Marta Kostyuk savait en entrant sur le court que cette journée ne serait pas comme les autres. Quelques heures avant son premier tour à Roland-Garros, un missile russe a frappé un immeuble situé à cent mètres du domicile de ses parents à Kyiv. Les images de la façade éventrée ont circulé sur les réseaux sociaux pendant l'échauffement de l'Ukrainienne.
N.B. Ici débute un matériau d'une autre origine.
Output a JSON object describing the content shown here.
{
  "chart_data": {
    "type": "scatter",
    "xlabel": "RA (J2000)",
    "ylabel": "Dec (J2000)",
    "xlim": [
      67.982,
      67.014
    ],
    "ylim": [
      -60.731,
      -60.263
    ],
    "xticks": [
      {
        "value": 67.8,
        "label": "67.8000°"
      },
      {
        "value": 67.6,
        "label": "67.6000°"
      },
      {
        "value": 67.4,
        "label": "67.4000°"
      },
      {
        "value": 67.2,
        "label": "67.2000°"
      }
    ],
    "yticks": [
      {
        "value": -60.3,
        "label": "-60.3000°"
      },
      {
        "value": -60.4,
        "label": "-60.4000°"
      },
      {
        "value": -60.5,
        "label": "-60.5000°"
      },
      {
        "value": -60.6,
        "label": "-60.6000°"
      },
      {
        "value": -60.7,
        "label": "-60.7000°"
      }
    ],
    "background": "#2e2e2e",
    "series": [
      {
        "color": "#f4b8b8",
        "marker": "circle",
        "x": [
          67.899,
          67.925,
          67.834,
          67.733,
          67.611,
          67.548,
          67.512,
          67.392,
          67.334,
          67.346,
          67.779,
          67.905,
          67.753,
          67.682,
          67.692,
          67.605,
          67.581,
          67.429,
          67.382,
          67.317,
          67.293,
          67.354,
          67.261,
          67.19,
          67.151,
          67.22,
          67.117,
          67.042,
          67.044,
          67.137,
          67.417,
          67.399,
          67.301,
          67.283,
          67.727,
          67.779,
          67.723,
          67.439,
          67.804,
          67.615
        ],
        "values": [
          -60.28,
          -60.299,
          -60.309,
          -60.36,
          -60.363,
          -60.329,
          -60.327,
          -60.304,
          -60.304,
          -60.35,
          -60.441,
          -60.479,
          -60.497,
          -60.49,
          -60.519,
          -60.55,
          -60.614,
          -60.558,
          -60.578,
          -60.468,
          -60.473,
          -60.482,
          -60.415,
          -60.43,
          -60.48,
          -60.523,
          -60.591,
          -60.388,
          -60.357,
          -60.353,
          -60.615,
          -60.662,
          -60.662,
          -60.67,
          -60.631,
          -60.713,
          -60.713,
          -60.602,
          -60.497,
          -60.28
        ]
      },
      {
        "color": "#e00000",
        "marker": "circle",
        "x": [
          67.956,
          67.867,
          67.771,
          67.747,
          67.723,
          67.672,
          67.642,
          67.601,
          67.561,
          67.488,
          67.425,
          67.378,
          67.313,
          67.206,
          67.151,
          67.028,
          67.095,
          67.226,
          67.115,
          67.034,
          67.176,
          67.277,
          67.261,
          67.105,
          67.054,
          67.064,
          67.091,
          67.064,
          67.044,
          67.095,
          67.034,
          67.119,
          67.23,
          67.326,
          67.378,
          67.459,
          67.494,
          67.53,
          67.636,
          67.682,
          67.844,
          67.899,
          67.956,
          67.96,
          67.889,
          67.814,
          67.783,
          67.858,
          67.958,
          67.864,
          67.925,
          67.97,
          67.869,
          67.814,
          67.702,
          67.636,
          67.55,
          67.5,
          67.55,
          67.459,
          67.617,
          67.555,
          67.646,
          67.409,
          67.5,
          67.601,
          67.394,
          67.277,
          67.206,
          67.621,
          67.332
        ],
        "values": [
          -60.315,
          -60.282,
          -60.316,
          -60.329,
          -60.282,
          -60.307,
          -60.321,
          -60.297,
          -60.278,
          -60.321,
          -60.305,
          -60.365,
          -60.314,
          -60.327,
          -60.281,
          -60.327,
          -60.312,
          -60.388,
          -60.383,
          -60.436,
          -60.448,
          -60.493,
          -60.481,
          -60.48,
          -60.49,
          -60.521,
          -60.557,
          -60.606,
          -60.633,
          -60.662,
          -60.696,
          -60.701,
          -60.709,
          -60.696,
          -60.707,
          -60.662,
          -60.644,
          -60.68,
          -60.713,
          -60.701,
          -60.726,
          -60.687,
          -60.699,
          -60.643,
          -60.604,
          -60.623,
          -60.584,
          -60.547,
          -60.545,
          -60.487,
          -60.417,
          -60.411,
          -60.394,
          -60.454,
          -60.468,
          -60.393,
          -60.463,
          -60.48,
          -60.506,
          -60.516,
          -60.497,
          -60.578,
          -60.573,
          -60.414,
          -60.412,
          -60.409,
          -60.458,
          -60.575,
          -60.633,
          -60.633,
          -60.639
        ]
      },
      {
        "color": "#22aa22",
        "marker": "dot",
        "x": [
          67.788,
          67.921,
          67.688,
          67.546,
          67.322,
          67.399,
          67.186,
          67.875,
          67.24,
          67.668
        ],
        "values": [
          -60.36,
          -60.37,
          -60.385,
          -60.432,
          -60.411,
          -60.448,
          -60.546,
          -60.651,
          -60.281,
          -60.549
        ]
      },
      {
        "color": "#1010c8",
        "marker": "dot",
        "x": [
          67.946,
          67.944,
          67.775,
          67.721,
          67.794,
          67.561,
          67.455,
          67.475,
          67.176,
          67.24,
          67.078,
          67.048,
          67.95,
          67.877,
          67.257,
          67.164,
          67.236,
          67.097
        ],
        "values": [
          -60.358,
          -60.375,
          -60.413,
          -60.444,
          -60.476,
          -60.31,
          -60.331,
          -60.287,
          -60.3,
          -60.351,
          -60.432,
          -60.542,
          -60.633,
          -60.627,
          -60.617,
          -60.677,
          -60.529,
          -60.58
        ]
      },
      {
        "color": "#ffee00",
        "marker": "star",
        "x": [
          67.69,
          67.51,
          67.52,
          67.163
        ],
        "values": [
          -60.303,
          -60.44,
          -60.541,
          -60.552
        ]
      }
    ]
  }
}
"Ce matin, à 100 mètres de la maison de mes parents, un missile a détruit un bâtiment. C'était un matin très difficile", a confié Kostyuk après sa victoire. "Je ne savais pas comment ce match allait se dérouler."
Et pourtant, la quinzième tête de série n'a rien laissé paraître sur le court. Face à Oksana Selekhmeteva, Kostyuk a livré une prestation maîtrisée pour s'imposer 6-2, 6-3 en à peine plus d'une heure. L'adversaire, paralysée par 13 doubles fautes et 39 fautes directes pour seulement 4 coups gagnants, n'a jamais trouvé la solution face à la solidité de l'Ukrainienne.
Cette victoire porte la série de Kostyuk sur terre battue à treize succès consécutifs, la plus longue de sa carrière à 23 ans. Un enchaînement entamé au WTA 250 de Rouen, poursuivi avec un premier titre en Masters 1000 à Madrid, avant ce Roland-Garros chargé d'émotion.
"Toutes mes pensées et tout mon cœur vont aux habitants de l'Ukraine aujourd'hui", a déclaré Kostyuk, les yeux rougis, au micro de la Porte d'Auteuil. Quatre ans après le début de l'invasion, le tennis reste son exutoire, et la terre battue parisienne son refuge.
Au deuxième tour, Kostyuk affrontera l'Américaine Katie Volynets, qui a écarté Clara Burel 6-3, 6-1. Une formalité sur le papier pour une joueuse qui semble intouchable sur cette surface.